An important issue on TMW music agenda was underground clubs having a hard time surviving all over the world and the financial struggles they are facing today.
The discussion quickly moved to security issues and drug possession. True, where there’s underground culture in question, there are inevitably drug-related stories popping up. But it came as a shock to listeners how severe anti-drug policy is in certain countries. The TMW panel has unveiled striking differences in running clubs in Western Europe and in post-Soviet land.
Tsilibi’s Bassiani techno club manager, Makuna Berkatsashvili, brought to light that bringing one ecstasy pill to a club in Georgia will result to imprisonment up to eight years.
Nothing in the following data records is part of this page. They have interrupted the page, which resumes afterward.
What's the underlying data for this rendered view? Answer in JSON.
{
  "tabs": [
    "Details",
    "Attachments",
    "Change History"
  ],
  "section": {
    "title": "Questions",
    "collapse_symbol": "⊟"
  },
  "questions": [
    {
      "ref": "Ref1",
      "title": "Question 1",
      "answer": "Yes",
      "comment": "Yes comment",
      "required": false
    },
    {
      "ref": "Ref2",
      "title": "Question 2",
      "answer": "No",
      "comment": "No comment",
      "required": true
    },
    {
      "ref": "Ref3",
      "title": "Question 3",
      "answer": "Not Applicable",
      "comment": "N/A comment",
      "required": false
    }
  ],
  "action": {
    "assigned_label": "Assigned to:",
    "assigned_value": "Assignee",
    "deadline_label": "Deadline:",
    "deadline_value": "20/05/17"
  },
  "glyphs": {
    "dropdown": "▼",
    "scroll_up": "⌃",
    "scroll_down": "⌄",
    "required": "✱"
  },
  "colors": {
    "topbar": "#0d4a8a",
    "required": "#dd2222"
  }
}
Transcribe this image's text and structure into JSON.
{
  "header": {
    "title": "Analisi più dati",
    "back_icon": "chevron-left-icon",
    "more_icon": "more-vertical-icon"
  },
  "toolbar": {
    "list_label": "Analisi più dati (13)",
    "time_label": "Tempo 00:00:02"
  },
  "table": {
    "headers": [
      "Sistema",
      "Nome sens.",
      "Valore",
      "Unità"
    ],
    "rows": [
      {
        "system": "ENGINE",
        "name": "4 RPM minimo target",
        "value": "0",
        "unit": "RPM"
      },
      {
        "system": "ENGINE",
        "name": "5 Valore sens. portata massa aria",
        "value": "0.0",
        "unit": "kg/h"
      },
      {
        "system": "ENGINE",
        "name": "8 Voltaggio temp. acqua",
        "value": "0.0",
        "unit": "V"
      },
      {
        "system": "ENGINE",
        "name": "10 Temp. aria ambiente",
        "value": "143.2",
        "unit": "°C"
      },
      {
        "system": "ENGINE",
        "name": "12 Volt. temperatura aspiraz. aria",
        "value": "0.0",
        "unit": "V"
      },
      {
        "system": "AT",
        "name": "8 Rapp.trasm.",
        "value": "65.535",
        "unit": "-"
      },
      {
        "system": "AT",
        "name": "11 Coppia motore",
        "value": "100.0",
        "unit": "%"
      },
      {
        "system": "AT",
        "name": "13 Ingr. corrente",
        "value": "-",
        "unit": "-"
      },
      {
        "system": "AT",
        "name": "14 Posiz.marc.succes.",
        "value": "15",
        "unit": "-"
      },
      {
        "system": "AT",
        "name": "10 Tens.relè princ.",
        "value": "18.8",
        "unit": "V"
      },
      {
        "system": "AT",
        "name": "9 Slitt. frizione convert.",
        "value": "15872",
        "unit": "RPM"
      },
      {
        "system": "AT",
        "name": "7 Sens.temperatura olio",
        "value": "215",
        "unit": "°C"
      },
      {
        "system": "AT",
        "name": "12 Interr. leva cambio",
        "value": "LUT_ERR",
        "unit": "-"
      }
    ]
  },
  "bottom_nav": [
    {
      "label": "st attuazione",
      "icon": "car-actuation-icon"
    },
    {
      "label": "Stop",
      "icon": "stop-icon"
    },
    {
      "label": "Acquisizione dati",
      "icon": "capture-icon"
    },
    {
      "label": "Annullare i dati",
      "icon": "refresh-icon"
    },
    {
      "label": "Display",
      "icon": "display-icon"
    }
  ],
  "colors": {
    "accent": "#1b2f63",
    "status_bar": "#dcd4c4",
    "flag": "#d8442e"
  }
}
It isn’t much easier in Russia, added speaker Ildar Zaynetdinov (Gost Zvuk). He told about a talented Russian composer, sent to prison for 2,5 years for carrying 6 grams of hashish. “You cannot imagine how many papers, proofs, documents we had to collect. We tried to prove he is a talented composer, a genius”, he said.
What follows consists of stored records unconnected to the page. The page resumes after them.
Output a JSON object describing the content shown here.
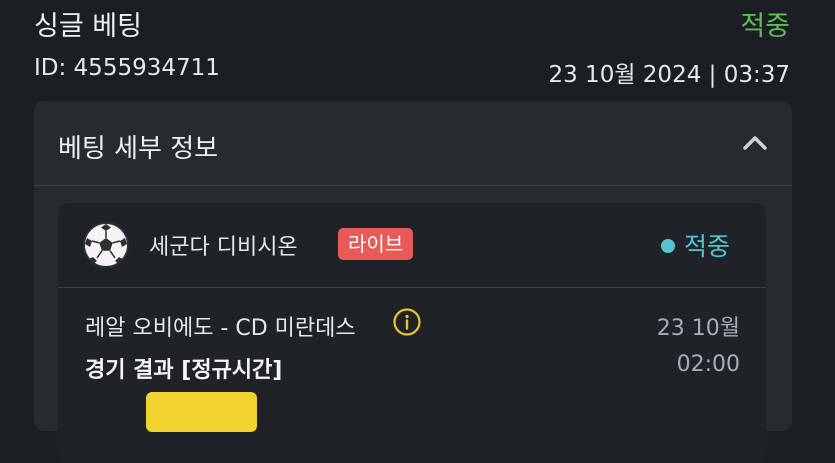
{
  "bet": {
    "type": "싱글 베팅",
    "status": "적중",
    "id_text": "ID: 4555934711",
    "datetime": "23 10월 2024 | 03:37"
  },
  "details": {
    "title": "베팅 세부 정보",
    "toggle_icon": "chevron-up-icon"
  },
  "selection": {
    "sport_icon": "soccer-ball-icon",
    "league": "세군다 디비시온",
    "live_badge": "라이브",
    "result": "적중",
    "match": "레알 오비에도 - CD 미란데스",
    "info_icon": "info-icon",
    "date": "23 10월",
    "market": "경기 결과 [정규시간]",
    "time": "02:00"
  },
  "colors": {
    "background": "#1b1e22",
    "panel": "#272b30",
    "card": "#1f2327",
    "won_green": "#5cbf54",
    "result_teal": "#57c3ce",
    "live_red": "#e85a57",
    "pick_yellow": "#f2d22e"
  }
}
As much as all countries intend to keep their clubs clear of substance abuse, such punishments appear ridiculously harsh, most of the panelists agreed. (It sounds ironic that on the other side of Europe, Dutch liberal drug policies recently led to launching the world’s first ever ‘ecstasy’ shop in Amsterdam in a bid to put the normalization of the drug on the Dutch political agenda…)
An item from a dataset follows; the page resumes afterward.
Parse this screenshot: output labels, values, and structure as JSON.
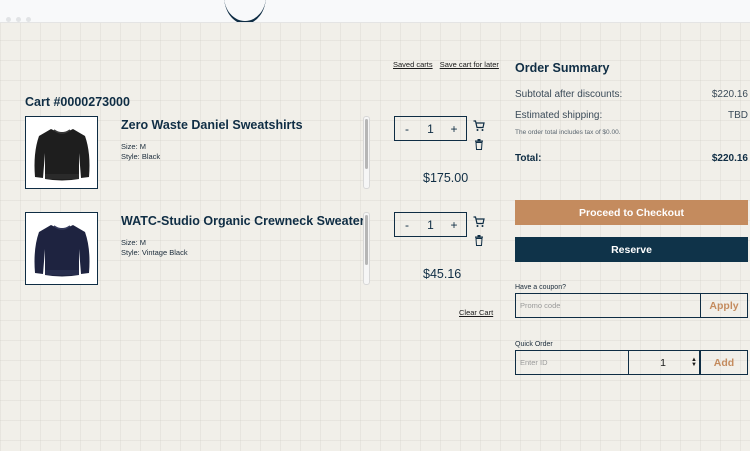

It is clear that TMW is stretching beyond the realm of music, be it the conference or accompanying art events. The way I see it, the event shall later be renamed Tallinn Culture Week to better reflect its versatile content. Still I hope that in the following years the conference will “go back to roots” with music sessions at the forefront, focused on artists, music-making and inspiring stories of success to encourage up-and-rising talents.